CALDEIRÃO
LITERÁRIO III: DAS PULSÕES SUBVERSIVAS DA LINGUAGEM
Por Marta Cortezão
a poeta
– artífice da palavra –
cultiva seu canteiro
sílaba a sílaba
tateia o mundo dos significantes
e de seus significados
subverte funções
e disfunções da linguagem
mergulha em conceitos metafísicos
em voo indomável e paradoxal
ultrapassa o universo linguístico
das coisas corpóreas e incopóreas...
e do adubo fértil da alma
a poesia se faz germinar!
[Marta Cortezão]
Escrevi
este poema, sem título ainda, no ano passado, no momento da construção da Coletânea
II: uma Ciranda de Deusas, publicada pela Editora Sarasvati, em parceria com o
Selo Editorial Enluaradas, e que (é bom enfatizar!) está concorrendo ao
Prêmio Jabuti 2022. Ao reler o poema, hoje, me veio a necessidade de fazer nele algumas modificações.
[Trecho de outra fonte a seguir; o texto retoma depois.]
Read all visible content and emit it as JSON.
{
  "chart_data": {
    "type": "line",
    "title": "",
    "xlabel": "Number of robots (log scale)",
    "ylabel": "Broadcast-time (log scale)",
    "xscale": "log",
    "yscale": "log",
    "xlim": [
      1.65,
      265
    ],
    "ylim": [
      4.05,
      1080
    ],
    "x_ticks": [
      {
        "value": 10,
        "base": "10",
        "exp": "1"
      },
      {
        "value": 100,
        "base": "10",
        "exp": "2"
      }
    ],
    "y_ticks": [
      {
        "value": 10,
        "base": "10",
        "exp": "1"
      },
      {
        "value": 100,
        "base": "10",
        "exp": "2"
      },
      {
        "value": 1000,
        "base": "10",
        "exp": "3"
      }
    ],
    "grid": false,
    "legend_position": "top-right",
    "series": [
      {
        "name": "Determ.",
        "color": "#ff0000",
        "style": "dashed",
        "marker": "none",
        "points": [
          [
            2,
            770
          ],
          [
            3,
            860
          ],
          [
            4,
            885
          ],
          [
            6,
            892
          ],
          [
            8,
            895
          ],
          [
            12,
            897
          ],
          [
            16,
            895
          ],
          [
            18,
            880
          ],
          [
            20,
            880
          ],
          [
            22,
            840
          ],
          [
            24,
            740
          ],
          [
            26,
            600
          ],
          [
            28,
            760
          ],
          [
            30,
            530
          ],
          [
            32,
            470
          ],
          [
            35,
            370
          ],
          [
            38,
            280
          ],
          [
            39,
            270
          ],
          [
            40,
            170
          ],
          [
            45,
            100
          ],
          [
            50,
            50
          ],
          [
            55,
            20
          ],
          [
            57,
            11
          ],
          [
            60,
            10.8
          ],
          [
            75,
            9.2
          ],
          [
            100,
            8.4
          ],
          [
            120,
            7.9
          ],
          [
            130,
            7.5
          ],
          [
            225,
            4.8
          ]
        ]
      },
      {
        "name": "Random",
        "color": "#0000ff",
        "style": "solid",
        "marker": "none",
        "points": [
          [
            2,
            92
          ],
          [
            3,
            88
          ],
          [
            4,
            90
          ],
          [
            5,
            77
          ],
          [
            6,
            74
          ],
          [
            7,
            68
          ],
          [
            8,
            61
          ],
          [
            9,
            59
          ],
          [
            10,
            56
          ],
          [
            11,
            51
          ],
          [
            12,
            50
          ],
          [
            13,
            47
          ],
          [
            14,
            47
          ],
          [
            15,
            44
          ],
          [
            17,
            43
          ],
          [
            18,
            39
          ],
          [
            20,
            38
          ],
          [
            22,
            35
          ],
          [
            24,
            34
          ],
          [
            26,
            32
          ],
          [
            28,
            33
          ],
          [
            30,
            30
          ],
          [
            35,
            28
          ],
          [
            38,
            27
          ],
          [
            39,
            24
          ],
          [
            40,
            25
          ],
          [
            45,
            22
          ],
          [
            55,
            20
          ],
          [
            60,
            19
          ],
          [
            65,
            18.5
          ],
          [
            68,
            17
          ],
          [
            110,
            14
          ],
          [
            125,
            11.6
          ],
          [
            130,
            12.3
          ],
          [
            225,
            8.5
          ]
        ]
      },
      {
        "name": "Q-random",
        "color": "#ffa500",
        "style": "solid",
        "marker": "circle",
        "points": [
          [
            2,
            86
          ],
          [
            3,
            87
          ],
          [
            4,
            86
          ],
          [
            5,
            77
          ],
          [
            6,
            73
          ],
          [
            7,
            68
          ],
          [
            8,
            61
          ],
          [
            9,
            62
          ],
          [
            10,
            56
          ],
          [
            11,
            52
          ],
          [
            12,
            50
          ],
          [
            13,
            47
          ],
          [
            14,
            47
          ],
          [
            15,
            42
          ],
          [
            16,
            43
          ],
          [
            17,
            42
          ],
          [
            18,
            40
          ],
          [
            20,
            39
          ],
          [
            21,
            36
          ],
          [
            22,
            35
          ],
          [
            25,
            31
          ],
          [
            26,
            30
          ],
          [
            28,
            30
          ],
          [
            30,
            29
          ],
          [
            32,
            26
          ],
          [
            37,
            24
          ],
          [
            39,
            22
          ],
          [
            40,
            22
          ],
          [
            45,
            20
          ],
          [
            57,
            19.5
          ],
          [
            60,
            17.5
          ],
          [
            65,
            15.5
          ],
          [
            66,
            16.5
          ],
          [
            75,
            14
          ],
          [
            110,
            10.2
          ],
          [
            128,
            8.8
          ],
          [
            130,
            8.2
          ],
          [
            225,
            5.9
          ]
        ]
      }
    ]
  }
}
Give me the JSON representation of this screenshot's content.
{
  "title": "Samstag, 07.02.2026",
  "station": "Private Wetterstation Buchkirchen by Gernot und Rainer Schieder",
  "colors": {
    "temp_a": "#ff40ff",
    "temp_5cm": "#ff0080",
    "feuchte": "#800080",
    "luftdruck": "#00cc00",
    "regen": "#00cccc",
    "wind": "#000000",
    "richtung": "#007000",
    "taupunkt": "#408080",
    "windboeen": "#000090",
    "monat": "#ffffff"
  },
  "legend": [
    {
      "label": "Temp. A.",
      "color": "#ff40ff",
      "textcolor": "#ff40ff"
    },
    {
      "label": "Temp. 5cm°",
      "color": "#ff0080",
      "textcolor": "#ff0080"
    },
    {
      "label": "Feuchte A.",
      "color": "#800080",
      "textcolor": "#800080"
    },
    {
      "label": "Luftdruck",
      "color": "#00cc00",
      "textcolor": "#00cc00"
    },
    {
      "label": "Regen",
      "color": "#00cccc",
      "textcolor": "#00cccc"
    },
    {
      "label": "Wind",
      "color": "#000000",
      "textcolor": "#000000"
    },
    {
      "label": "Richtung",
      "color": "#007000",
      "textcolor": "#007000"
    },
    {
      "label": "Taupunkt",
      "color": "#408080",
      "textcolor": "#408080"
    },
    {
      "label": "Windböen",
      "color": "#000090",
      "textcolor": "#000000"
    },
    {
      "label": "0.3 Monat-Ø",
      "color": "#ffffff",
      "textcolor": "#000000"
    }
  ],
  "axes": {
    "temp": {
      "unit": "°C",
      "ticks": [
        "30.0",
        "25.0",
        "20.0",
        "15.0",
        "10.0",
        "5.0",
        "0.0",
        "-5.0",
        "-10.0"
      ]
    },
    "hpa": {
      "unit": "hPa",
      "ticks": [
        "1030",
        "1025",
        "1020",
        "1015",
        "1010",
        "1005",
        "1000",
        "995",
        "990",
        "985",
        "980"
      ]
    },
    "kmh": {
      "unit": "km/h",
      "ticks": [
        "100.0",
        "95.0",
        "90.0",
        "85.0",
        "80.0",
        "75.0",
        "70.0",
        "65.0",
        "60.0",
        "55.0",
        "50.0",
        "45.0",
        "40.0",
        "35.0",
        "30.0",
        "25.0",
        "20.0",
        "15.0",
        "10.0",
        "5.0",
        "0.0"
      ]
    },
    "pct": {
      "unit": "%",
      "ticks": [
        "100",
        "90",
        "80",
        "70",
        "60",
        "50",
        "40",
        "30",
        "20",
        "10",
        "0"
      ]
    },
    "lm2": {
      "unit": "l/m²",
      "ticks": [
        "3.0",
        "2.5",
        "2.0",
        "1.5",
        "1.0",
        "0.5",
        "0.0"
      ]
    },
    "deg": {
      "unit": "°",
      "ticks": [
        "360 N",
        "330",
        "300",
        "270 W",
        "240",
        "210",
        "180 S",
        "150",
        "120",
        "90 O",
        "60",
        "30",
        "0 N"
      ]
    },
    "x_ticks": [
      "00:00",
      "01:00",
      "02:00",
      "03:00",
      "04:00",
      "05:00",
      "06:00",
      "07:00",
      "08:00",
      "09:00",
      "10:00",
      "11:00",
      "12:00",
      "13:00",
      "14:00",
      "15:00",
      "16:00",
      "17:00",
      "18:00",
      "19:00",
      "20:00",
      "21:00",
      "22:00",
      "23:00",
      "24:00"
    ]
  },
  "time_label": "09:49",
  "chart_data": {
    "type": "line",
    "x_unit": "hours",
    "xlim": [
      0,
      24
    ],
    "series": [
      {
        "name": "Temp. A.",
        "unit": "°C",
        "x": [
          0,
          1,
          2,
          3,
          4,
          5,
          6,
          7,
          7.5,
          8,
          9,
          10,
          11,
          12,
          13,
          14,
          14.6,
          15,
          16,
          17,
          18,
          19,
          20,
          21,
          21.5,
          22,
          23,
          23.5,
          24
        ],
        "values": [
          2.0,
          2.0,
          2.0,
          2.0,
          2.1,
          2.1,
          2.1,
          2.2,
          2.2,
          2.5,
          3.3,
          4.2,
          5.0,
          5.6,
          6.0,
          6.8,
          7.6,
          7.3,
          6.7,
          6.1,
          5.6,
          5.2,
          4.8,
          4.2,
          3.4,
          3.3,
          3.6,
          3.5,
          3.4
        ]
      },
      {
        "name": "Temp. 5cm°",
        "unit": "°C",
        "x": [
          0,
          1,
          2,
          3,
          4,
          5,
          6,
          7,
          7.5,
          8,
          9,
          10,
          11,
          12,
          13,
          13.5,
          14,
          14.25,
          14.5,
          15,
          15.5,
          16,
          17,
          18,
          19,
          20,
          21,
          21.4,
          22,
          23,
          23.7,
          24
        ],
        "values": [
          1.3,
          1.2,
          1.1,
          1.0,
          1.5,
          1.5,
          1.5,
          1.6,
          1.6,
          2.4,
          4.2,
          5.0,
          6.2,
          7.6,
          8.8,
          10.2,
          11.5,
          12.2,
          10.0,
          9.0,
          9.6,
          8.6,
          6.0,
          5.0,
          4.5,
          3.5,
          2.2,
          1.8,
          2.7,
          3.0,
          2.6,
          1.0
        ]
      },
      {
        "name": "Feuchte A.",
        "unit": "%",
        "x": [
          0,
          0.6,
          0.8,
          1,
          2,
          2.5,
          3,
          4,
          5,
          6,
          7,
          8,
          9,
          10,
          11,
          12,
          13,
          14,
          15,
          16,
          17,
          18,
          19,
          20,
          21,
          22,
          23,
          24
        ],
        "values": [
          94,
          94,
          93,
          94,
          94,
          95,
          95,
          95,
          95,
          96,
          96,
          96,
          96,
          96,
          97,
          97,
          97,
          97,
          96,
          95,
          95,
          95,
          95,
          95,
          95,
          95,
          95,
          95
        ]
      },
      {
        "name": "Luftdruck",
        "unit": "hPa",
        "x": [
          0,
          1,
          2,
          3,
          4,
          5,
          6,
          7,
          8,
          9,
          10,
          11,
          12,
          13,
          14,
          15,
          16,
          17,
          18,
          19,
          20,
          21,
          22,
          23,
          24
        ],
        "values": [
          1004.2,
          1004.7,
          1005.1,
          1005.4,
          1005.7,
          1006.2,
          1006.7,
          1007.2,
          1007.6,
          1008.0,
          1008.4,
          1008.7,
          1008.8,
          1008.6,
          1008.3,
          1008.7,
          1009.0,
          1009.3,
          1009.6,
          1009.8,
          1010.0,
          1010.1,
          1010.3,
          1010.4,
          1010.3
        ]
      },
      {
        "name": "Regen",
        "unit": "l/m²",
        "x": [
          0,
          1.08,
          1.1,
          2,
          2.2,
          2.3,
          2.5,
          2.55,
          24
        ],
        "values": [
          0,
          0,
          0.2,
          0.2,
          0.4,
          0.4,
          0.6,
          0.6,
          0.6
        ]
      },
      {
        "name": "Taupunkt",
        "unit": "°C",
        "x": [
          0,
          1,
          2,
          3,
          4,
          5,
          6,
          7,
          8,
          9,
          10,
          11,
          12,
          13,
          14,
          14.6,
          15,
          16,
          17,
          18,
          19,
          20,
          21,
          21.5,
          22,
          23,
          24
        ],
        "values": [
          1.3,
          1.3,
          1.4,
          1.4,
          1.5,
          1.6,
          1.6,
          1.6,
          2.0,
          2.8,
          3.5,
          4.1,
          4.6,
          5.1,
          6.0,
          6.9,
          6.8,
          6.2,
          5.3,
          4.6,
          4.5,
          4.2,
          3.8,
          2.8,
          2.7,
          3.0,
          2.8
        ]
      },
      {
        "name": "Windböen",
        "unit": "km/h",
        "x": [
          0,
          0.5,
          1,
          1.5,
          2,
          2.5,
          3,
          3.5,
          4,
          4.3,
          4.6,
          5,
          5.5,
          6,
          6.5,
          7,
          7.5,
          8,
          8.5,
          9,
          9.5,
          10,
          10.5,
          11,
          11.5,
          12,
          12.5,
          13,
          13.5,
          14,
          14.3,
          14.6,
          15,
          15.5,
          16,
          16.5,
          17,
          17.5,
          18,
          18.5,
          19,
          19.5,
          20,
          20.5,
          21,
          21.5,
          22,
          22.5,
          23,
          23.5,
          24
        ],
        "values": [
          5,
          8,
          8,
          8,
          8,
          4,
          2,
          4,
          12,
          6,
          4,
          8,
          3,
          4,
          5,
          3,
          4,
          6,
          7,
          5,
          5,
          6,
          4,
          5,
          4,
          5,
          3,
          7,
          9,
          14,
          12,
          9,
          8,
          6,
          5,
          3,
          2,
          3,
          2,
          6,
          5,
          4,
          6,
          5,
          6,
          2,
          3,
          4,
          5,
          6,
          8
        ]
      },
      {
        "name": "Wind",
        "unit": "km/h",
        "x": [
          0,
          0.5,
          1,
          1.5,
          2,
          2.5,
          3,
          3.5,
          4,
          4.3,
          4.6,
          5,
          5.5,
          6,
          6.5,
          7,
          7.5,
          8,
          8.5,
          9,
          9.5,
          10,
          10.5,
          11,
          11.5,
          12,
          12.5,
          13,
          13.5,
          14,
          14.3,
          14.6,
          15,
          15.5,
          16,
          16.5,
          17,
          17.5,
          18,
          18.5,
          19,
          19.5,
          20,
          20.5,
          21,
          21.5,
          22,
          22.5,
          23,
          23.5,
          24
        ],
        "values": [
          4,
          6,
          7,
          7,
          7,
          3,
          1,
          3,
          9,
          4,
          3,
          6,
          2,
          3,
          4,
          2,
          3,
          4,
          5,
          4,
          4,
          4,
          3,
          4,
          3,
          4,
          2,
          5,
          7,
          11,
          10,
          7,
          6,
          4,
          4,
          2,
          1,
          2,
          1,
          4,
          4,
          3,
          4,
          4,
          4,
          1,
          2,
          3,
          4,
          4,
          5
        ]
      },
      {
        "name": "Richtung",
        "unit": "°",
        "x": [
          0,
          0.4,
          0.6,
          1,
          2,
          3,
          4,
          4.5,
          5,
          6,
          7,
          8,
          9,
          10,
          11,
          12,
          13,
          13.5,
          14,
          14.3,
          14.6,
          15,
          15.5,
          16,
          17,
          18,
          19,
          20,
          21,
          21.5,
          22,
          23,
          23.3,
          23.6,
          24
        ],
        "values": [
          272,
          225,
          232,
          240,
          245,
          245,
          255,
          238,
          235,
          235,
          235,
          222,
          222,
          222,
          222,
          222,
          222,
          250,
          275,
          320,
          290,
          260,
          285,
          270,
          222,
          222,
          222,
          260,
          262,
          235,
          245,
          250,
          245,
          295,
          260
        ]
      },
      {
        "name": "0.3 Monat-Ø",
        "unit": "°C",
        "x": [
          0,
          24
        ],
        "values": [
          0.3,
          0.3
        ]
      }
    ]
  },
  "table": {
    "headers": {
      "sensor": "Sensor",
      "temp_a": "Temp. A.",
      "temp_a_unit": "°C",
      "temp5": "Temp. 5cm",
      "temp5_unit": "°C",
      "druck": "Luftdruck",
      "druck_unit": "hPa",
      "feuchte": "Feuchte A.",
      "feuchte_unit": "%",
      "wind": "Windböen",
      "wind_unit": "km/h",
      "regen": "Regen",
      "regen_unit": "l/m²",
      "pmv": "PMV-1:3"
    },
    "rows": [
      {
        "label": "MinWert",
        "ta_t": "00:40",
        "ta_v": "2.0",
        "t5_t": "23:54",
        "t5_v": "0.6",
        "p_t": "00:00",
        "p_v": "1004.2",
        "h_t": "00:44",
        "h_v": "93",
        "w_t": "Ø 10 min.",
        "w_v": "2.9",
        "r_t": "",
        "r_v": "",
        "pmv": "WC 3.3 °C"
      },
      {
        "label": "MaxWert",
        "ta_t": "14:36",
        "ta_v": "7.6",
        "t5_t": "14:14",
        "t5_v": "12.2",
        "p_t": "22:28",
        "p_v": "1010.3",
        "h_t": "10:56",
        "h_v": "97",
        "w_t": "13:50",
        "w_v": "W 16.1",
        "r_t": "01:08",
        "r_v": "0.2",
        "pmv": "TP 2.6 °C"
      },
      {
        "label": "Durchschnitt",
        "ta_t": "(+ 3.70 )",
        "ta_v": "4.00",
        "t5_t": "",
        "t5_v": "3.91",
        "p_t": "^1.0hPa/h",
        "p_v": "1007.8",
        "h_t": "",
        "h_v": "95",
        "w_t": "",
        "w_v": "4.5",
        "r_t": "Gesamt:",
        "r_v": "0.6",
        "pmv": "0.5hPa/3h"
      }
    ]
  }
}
Senti que era preciso adubar o solo fértil da linguagem, podar
algumas palavras de essência capim, porque estendem seu ambíguo significado e tomam
conta de tudo e sufocam a outras palavrinhas miúdas, e acabam minguando o
poema.
Quis
aplicá-lo os cuidados para senti-lo um poema-planta viçoso, com nuances hiperbólicas
de nova semente, quase invisíveis à alma nua. E não porque seja difícil identificar
tais modificações entre as duas versões, não me refiro a isso, mas ao fato de,
como poeta, encontrar-me neste particular e ansiado estado de "alma nua" para cultivar
férteis canteiros de poesia. Nesse processo de preparação, há um laborioso
trabalho nos campos linguísticos dos vocábulos, e é importante curvar-se sobre estes
campos para ará-los com paciência, com a dedicação monótona de uma jardineira que enfia
as mãos no solo úmido e movediço das palavras e tateia com minúcia sua superfície
subversiva, prenhe de epifanias do cotidiano, a fim de trazer o novo à vida.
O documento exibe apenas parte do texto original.